All the HA members, including the primary appliance, are the candidates for the algorithms, unless failure is detected on any of them. Traffic distribution is based on TCP/UDP sessions, which means once the first packet of a TCP/UDP session is assigned to a member, the subsequent packets of the session will be consistently distributed to the same appliance during a time period. For more details, see FortiWeb high availability (HA) .

Although algorithm By source IP distribute the subsequent traffic coming from the same source IP address to a fix HA member, it performs weighted round-robin to determine the member for the first packet coming from the IP address. You can configure the weights between the members through the CLI command set weight in system ha. For details, see FortiWeb CLI Reference.

If a secondary failure is detected, the secondary appliance will be ignored by the primary for its traffic distribution. If the primary fails, one of the secondary appliances will take it over as a primary immediately (see How HA chooses the active appliance).

Once the primary appliance fails and a secondary takes it over, subsequent traffic of all sessions that have been established for longer than 30 seconds will be transferred to the new primary for distribution (those sessions distributed to the original primary appliance by itself are not included, since the original primary lost them while it failed). To distribute the original sessions in the original way, the new primary has to know how they are mapped. To provide a seamless takeover for this, a primary appliance must maintain the mapping information (called session information as well) for all the sessions and synchronize it to all the other HA members all the time, so that when a secondary becomes the primary the subsequent traffic of the original sessions can be destined to where they were.

Although session synchronization in active-active HA guarantees a seamless takeover, it brings extra CPU and bandwidth consumption as well. The session synchronization is disabled by default, and you can enable it through the CLI command set session-pickup in system ha. For details, see FortiWeb CLI Reference.

High volume active-active HA

A high volume active-active HA group can be created in Reverse Proxy operation mode and supports up to eight FortiWebs. One of the member appliances will be selected as the primary appliance, while the others are secondary appliances (see How HA chooses the active appliance).

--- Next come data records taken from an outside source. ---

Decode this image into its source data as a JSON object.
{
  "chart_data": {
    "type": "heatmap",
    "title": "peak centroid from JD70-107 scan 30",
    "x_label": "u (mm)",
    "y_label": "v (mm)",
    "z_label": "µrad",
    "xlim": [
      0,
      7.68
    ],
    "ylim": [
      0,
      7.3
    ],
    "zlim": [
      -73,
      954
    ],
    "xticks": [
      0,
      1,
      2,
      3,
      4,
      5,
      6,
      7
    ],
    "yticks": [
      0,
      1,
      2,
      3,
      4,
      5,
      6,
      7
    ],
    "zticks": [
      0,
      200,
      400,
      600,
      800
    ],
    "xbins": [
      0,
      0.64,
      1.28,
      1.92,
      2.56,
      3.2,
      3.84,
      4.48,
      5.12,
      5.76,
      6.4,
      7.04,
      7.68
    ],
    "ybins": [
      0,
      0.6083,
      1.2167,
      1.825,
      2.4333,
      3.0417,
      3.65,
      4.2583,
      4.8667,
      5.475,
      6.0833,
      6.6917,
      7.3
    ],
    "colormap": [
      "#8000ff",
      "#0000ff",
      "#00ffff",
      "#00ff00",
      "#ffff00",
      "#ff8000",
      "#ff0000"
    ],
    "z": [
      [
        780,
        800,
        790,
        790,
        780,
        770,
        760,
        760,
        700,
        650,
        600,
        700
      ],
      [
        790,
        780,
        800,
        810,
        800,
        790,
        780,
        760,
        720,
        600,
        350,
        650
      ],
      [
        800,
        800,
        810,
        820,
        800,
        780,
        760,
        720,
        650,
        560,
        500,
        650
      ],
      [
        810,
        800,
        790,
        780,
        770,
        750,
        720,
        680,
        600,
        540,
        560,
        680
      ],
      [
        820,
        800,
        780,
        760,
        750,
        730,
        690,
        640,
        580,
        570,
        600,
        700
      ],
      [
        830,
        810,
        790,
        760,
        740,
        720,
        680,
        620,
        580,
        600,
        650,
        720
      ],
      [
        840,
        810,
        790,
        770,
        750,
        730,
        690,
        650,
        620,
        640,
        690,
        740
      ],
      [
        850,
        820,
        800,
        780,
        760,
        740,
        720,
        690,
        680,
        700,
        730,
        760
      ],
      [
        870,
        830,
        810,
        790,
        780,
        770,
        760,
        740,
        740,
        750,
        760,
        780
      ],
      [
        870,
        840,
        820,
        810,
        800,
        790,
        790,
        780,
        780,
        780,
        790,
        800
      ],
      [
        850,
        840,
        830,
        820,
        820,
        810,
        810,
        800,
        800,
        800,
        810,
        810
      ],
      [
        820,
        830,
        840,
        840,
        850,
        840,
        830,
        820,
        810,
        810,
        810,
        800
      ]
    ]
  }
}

In high volume active-active mode, one or more unique virtual IPs are attached to each member. The traffic destined to the virtual IPs is directed to the corresponding member. Once this member is down, its backup appliance can take over the traffic to the virtual IPs.

Unlike the standard active-active HA mode where the primary acts as a traffic distributor, the members in high volume active-active mode don't reply on the primary to distribute traffic, instead, they can directly receive traffic from the clients and process the traffic independently. It significantly increases the traffic throughput of the HA group.